Il riferimento normativo in questione è l’Autorizzazione integrata ambientale rilasciata il 26 ottobre 2012. L’ultima prescrizione è molto chiara. 
 
“Si prescrive all’Ilva, su specifica richiesta dei Sindaci dei Comuni di Taranto e di Statte, di garantire alle medesime autorità comunali il ristoro degli oneri derivanti ai comuni dalla pulizia delle aree prospicienti lo stabilimento e di tutte le aree pubbliche dei Tamburi”. Articolo 1, comma 22. Prescrizione numero 96.

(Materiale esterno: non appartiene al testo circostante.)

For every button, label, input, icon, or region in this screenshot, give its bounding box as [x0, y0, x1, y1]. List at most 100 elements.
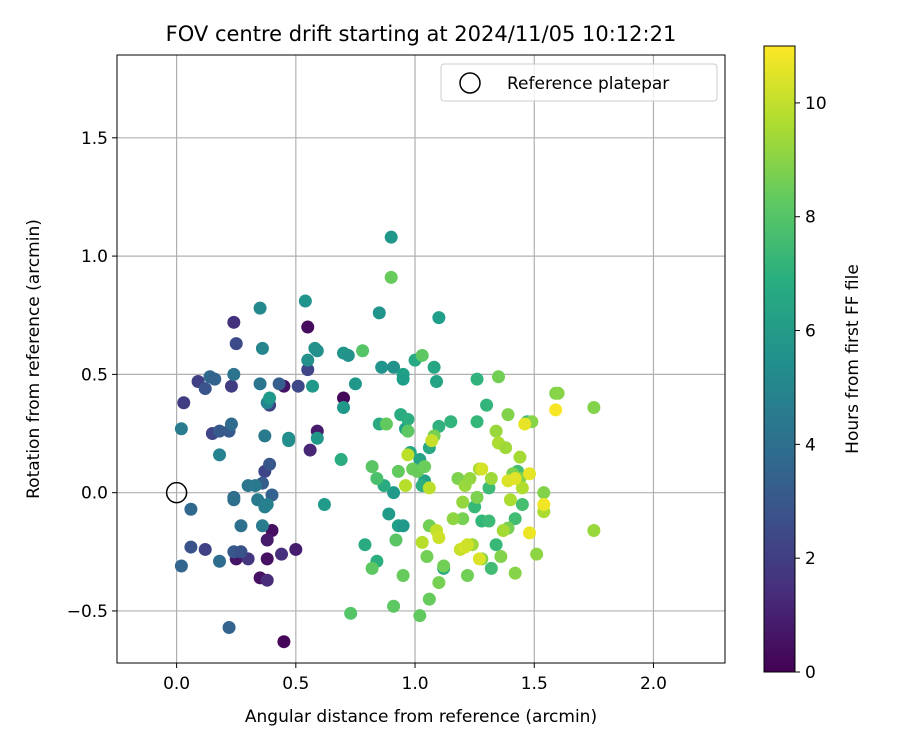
data-point: [508, 471, 522, 485]
data-point: [463, 471, 477, 485]
y-tick-label: 1.5: [81, 129, 108, 149]
data-point: [184, 502, 198, 516]
data-point: [303, 443, 317, 457]
y-tick-label: 1.0: [81, 247, 108, 267]
data-point: [198, 542, 212, 556]
data-point: [472, 552, 486, 566]
data-point: [310, 344, 324, 358]
data-point: [432, 576, 446, 590]
data-point: [301, 363, 315, 377]
y-axis-label: Rotation from reference (arcmin): [24, 219, 44, 499]
data-point: [260, 497, 274, 511]
data-point: [337, 391, 351, 405]
data-point: [306, 379, 320, 393]
data-point: [494, 550, 508, 564]
data-point: [415, 348, 429, 362]
data-point: [227, 367, 241, 381]
x-axis-label: Angular distance from reference (arcmin): [245, 707, 597, 727]
data-point: [337, 400, 351, 414]
data-point: [496, 524, 510, 538]
data-point: [382, 507, 396, 521]
data-point: [399, 479, 413, 493]
data-point: [401, 448, 415, 462]
data-point: [551, 386, 565, 400]
colorbar-tick-label: 0: [805, 663, 816, 683]
data-point: [275, 547, 289, 561]
data-point: [420, 550, 434, 564]
data-point: [253, 301, 267, 315]
y-tick-label: 0.5: [81, 365, 108, 385]
data-point: [177, 396, 191, 410]
x-tick-label: 1.5: [521, 674, 548, 694]
data-point: [482, 514, 496, 528]
data-point: [429, 374, 443, 388]
data-point: [317, 497, 331, 511]
data-point: [513, 450, 527, 464]
data-point: [401, 424, 415, 438]
legend-reference-marker: [459, 72, 481, 94]
data-point: [258, 429, 272, 443]
chart-title: FOV centre drift starting at 2024/11/05 …: [166, 22, 677, 46]
y-axis-ticks: −0.5 0.0 0.5 1.0 1.5: [67, 129, 117, 622]
data-point: [384, 270, 398, 284]
legend: Reference platepar: [440, 63, 718, 102]
data-point: [484, 561, 498, 575]
data-points: [174, 230, 601, 649]
data-point: [418, 460, 432, 474]
data-point: [260, 573, 274, 587]
data-point: [391, 464, 405, 478]
data-point: [198, 382, 212, 396]
data-point: [255, 519, 269, 533]
data-point: [415, 535, 429, 549]
colorbar-ticks: 0 2 4 6 8 10: [795, 94, 827, 683]
colorbar-tick-label: 2: [805, 549, 816, 569]
data-point: [396, 519, 410, 533]
data-point: [396, 568, 410, 582]
data-point: [234, 545, 248, 559]
data-point: [372, 306, 386, 320]
data-point: [260, 552, 274, 566]
data-point: [422, 481, 436, 495]
data-point: [401, 412, 415, 426]
data-point: [282, 434, 296, 448]
data-point: [213, 448, 227, 462]
data-point: [310, 431, 324, 445]
data-point: [260, 533, 274, 547]
data-point: [365, 460, 379, 474]
data-point: [213, 424, 227, 438]
data-point: [358, 538, 372, 552]
data-point: [174, 422, 188, 436]
data-point: [537, 486, 551, 500]
data-point: [437, 559, 451, 573]
data-point: [456, 495, 470, 509]
data-point: [301, 320, 315, 334]
data-point: [475, 462, 489, 476]
data-point: [341, 348, 355, 362]
data-point: [587, 400, 601, 414]
data-point: [522, 526, 536, 540]
x-tick-label: 2.0: [640, 674, 667, 694]
data-point: [470, 490, 484, 504]
data-point: [387, 360, 401, 374]
x-tick-label: 1.0: [402, 674, 429, 694]
data-point: [446, 512, 460, 526]
data-point: [224, 417, 238, 431]
data-point: [227, 493, 241, 507]
data-point: [489, 424, 503, 438]
data-point: [370, 471, 384, 485]
data-point: [522, 467, 536, 481]
plot-frame: [116, 54, 726, 664]
x-axis-ticks: 0.0 0.5 1.0 1.5 2.0: [163, 663, 667, 694]
data-point: [277, 635, 291, 649]
data-point: [460, 568, 474, 582]
data-point: [384, 230, 398, 244]
data-point: [255, 341, 269, 355]
data-point: [444, 415, 458, 429]
data-point: [365, 561, 379, 575]
data-point: [515, 497, 529, 511]
colorbar: 0 2 4 6 8 10 Hours from first FF file: [763, 45, 863, 683]
data-point: [427, 360, 441, 374]
data-point: [470, 415, 484, 429]
data-point: [208, 372, 222, 386]
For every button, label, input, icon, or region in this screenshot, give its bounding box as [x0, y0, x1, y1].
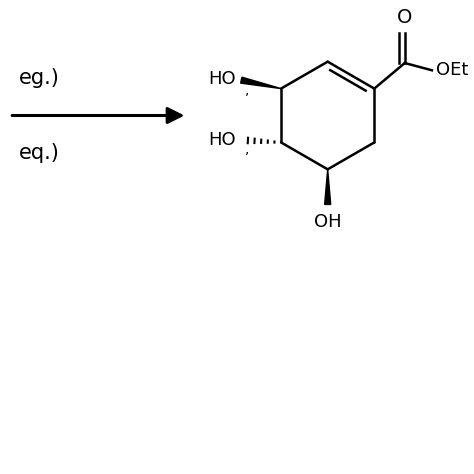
Text: O: O [397, 8, 412, 27]
Polygon shape [241, 77, 281, 89]
Text: ,: , [245, 142, 249, 156]
Text: HO: HO [208, 131, 236, 149]
Polygon shape [325, 169, 331, 204]
Text: eq.): eq.) [19, 143, 60, 163]
Text: eg.): eg.) [19, 68, 60, 88]
Text: OH: OH [314, 213, 341, 231]
Text: OEt: OEt [436, 61, 468, 79]
Text: HO: HO [208, 70, 236, 88]
Text: ,: , [245, 82, 249, 97]
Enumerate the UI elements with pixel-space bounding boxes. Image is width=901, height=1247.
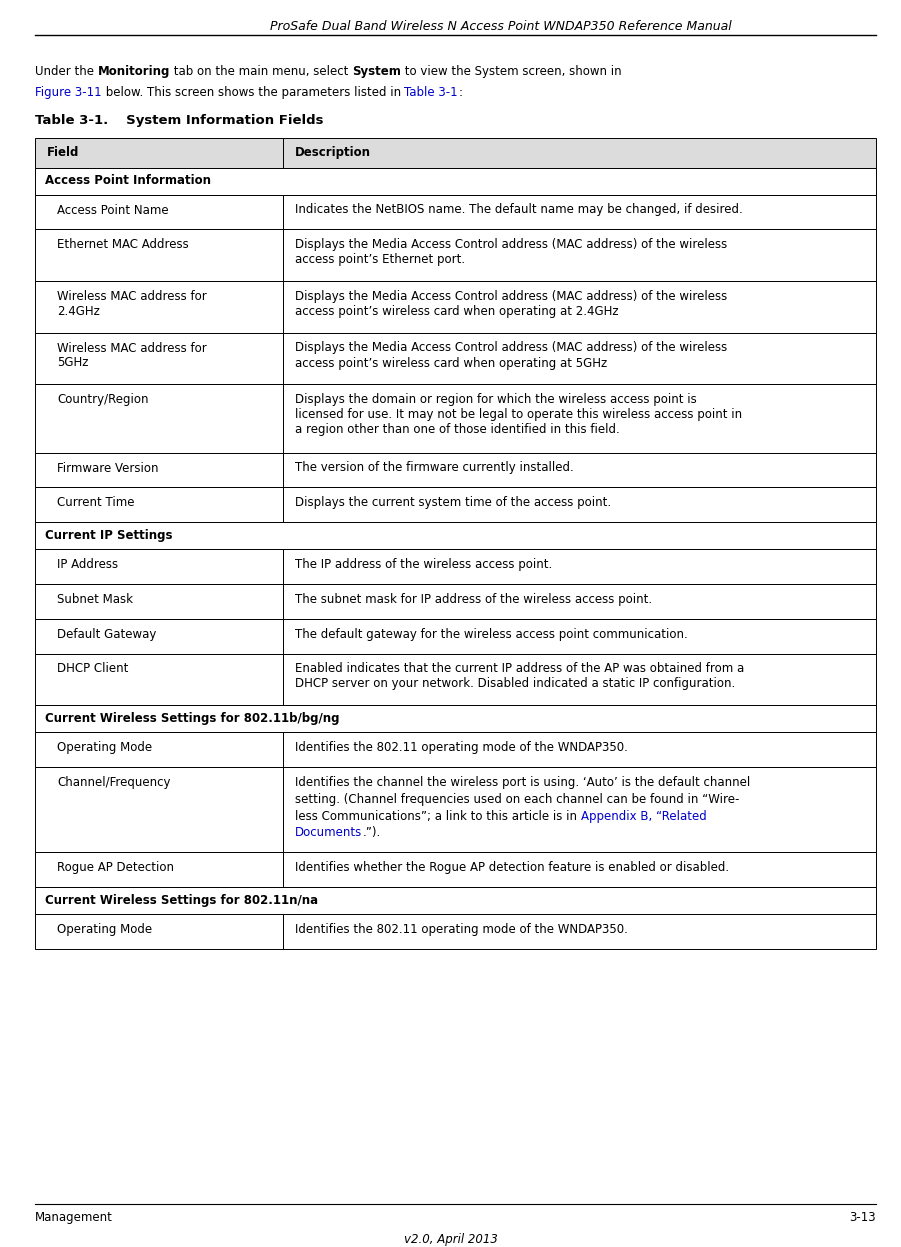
Text: less Communications”; a link to this article is in: less Communications”; a link to this art… xyxy=(296,809,581,823)
Text: Rogue AP Detection: Rogue AP Detection xyxy=(57,862,174,874)
Bar xyxy=(35,584,283,619)
Text: Displays the Media Access Control address (MAC address) of the wireless
access p: Displays the Media Access Control addres… xyxy=(296,342,727,369)
Text: Access Point Information: Access Point Information xyxy=(45,175,211,187)
Bar xyxy=(283,549,876,584)
Bar xyxy=(283,384,876,453)
Text: Current Wireless Settings for 802.11b/bg/ng: Current Wireless Settings for 802.11b/bg… xyxy=(45,712,340,725)
Text: Identifies the channel the wireless port is using. ‘Auto’ is the default channel: Identifies the channel the wireless port… xyxy=(296,776,751,789)
Text: Subnet Mask: Subnet Mask xyxy=(57,592,133,606)
Text: Country/Region: Country/Region xyxy=(57,393,149,407)
Bar xyxy=(35,138,283,167)
Text: The version of the firmware currently installed.: The version of the firmware currently in… xyxy=(296,461,574,475)
Text: Figure 3-11: Figure 3-11 xyxy=(35,86,102,99)
Text: DHCP Client: DHCP Client xyxy=(57,662,128,676)
Bar xyxy=(35,522,876,549)
Text: Channel/Frequency: Channel/Frequency xyxy=(57,776,170,789)
Bar xyxy=(35,705,876,732)
Text: Enabled indicates that the current IP address of the AP was obtained from a
DHCP: Enabled indicates that the current IP ad… xyxy=(296,662,744,691)
Text: System: System xyxy=(352,65,401,79)
Text: Operating Mode: Operating Mode xyxy=(57,741,152,754)
Bar xyxy=(283,138,876,167)
Text: Documents: Documents xyxy=(296,827,362,839)
Bar xyxy=(35,549,283,584)
Text: v2.0, April 2013: v2.0, April 2013 xyxy=(404,1233,497,1246)
Bar xyxy=(283,488,876,522)
Bar xyxy=(283,732,876,767)
Text: Default Gateway: Default Gateway xyxy=(57,627,157,641)
Bar xyxy=(35,167,876,195)
Text: Access Point Name: Access Point Name xyxy=(57,203,168,217)
Text: :: : xyxy=(458,86,462,99)
Text: Displays the Media Access Control address (MAC address) of the wireless
access p: Displays the Media Access Control addres… xyxy=(296,238,727,267)
Bar xyxy=(35,732,283,767)
Text: Wireless MAC address for
5GHz: Wireless MAC address for 5GHz xyxy=(57,342,206,369)
Text: Current IP Settings: Current IP Settings xyxy=(45,529,172,542)
Bar xyxy=(35,619,283,653)
Bar xyxy=(283,584,876,619)
Bar xyxy=(283,767,876,852)
Text: to view the System screen, shown in: to view the System screen, shown in xyxy=(401,65,622,79)
Bar xyxy=(35,852,283,887)
Bar xyxy=(35,488,283,522)
Bar xyxy=(35,887,876,914)
Bar xyxy=(283,653,876,705)
Text: Appendix B, “Related: Appendix B, “Related xyxy=(581,809,706,823)
Text: .”).: .”). xyxy=(362,827,380,839)
Text: Monitoring: Monitoring xyxy=(97,65,170,79)
Text: Identifies whether the Rogue AP detection feature is enabled or disabled.: Identifies whether the Rogue AP detectio… xyxy=(296,862,729,874)
Bar xyxy=(283,619,876,653)
Text: Table 3-1: Table 3-1 xyxy=(405,86,458,99)
Text: Wireless MAC address for
2.4GHz: Wireless MAC address for 2.4GHz xyxy=(57,289,206,318)
Text: The default gateway for the wireless access point communication.: The default gateway for the wireless acc… xyxy=(296,627,687,641)
Bar xyxy=(283,229,876,281)
Bar xyxy=(283,281,876,333)
Text: Current Wireless Settings for 802.11n/na: Current Wireless Settings for 802.11n/na xyxy=(45,894,318,907)
Text: IP Address: IP Address xyxy=(57,559,118,571)
Text: Identifies the 802.11 operating mode of the WNDAP350.: Identifies the 802.11 operating mode of … xyxy=(296,741,628,754)
Bar xyxy=(35,453,283,488)
Bar xyxy=(283,914,876,949)
Text: Identifies the 802.11 operating mode of the WNDAP350.: Identifies the 802.11 operating mode of … xyxy=(296,923,628,936)
Bar xyxy=(283,333,876,384)
Text: Management: Management xyxy=(35,1211,113,1225)
Bar xyxy=(35,767,283,852)
Bar xyxy=(35,914,283,949)
Text: Displays the current system time of the access point.: Displays the current system time of the … xyxy=(296,496,611,509)
Text: tab on the main menu, select: tab on the main menu, select xyxy=(170,65,352,79)
Text: Current Time: Current Time xyxy=(57,496,134,509)
Text: Table 3-1.  System Information Fields: Table 3-1. System Information Fields xyxy=(35,113,323,127)
Text: Operating Mode: Operating Mode xyxy=(57,923,152,936)
Text: Under the: Under the xyxy=(35,65,97,79)
Bar xyxy=(35,333,283,384)
Text: below. This screen shows the parameters listed in: below. This screen shows the parameters … xyxy=(102,86,405,99)
Bar xyxy=(283,195,876,229)
Text: Displays the Media Access Control address (MAC address) of the wireless
access p: Displays the Media Access Control addres… xyxy=(296,289,727,318)
Text: Firmware Version: Firmware Version xyxy=(57,461,159,475)
Bar xyxy=(35,281,283,333)
Text: setting. (Channel frequencies used on each channel can be found in “Wire-: setting. (Channel frequencies used on ea… xyxy=(296,793,740,806)
Text: Description: Description xyxy=(296,146,371,160)
Bar xyxy=(35,653,283,705)
Bar xyxy=(35,384,283,453)
Text: 3-13: 3-13 xyxy=(850,1211,876,1225)
Text: Field: Field xyxy=(47,146,79,160)
Bar xyxy=(35,195,283,229)
Bar xyxy=(283,852,876,887)
Text: Ethernet MAC Address: Ethernet MAC Address xyxy=(57,238,188,252)
Bar xyxy=(283,453,876,488)
Text: The subnet mask for IP address of the wireless access point.: The subnet mask for IP address of the wi… xyxy=(296,592,652,606)
Text: Displays the domain or region for which the wireless access point is
licensed fo: Displays the domain or region for which … xyxy=(296,393,742,436)
Bar xyxy=(35,229,283,281)
Text: The IP address of the wireless access point.: The IP address of the wireless access po… xyxy=(296,559,552,571)
Text: ProSafe Dual Band Wireless N Access Point WNDAP350 Reference Manual: ProSafe Dual Band Wireless N Access Poin… xyxy=(269,20,732,32)
Text: Indicates the NetBIOS name. The default name may be changed, if desired.: Indicates the NetBIOS name. The default … xyxy=(296,203,742,217)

«È ormai accertato che sono anni che la diossina ha gravemente contaminato il quartiere Tamburi, come riportato con i recenti accertamenti sui drammatici picchi registrati nel 2014 e 2015, eventi di intensità senza eguali in Italia. Quella diossina caduta per strada e nelle aree pubbliche va rimossa urgentemente» spiega il presidente dell’associazione ambientalista. 
Peacelink chiede al Sindaco di Taranto di applicare con estrema urgenza l’ultima prescrizione che aveva scadenza in data 27 ottobre 2012 ma non è stata attuata: «Il sindaco di Taranto non ha mai richiesto all’Ilva lo svolgimento di questi lavori a spese dell’azienda. L’onere delle spese, infatti, è in virtù dell’Aia a totale carico dell'azienda e non del Comune di Taranto». 
Il caso diossina, deflagrato in questi giorni, si riempie quindi di un altro tassello. Come ha ricordato il direttore di Arpa Puglia, Giorgio Assennato, il rischio maggiore riguarda la possibile ingestione.
Quelle polveri “hanno caratteristiche granulometriche tali da non poter entrane nell'alveo respiratorio, ma sono molto pericolose se ingerite” e i picchi riscontrati a novembre 2014 e febbraio 2015 nei deposimetri delle centraline sono abnormi. Se finissero sul terreno e intaccassero la catena alimentare, il problema sarebbe serio.
Ilva ha controreplicato dichiarando esplicitamente che la matrice di quelle polveri non è riconducibile al siderurgico. Arpa ha già dato avvio a un programma di campionamento del terreno superficiale nel quartiere Tamburi e, specificamente, nell’area intorno al sito in cui è collocato il deposimetro di via Orsini, che ha evidenziato nei mesi di novembre 2014 e febbraio 2015 concentrazioni molto elevate di diossine: “a tali prelievi verrà data una elevata priorità di analisi”.
E la stessa agenzia ha fatto sapere che è aperta “un’attività di approfondimento sui risultati delle analisi deposimetriche condotte da Ilva, al termine della quale produrrà una dettagliata relazione tecnica contenente i risultati di tale studio”. 
Il problema, però, è che non si può certo attendere. Non può aspettare la prevenzione - almeno questo dovrebbe essere un dogma per tutti dopo questi anni - e perciò Peacelink caldeggia l’azione del primo cittadino.
Per una prescrizione che, come detto, sarebbe dovuta essere già rispettata da anni. Non è l’unica, sia chiaro. Si pensi che l’Aia iniziava così con la prescrizione numero 1: “Si prescrive all’azienda di procedere con la completa copertura dei parchi primari, prevedendo in via prioritaria, l’avvio della realizzazione delle coperture per quelle aree che presentano i maggiori contributi in termini di emissioni diffuse”. 
Consegna progetto 27 aprile 2013, ultimazione 27 ottobre 2015.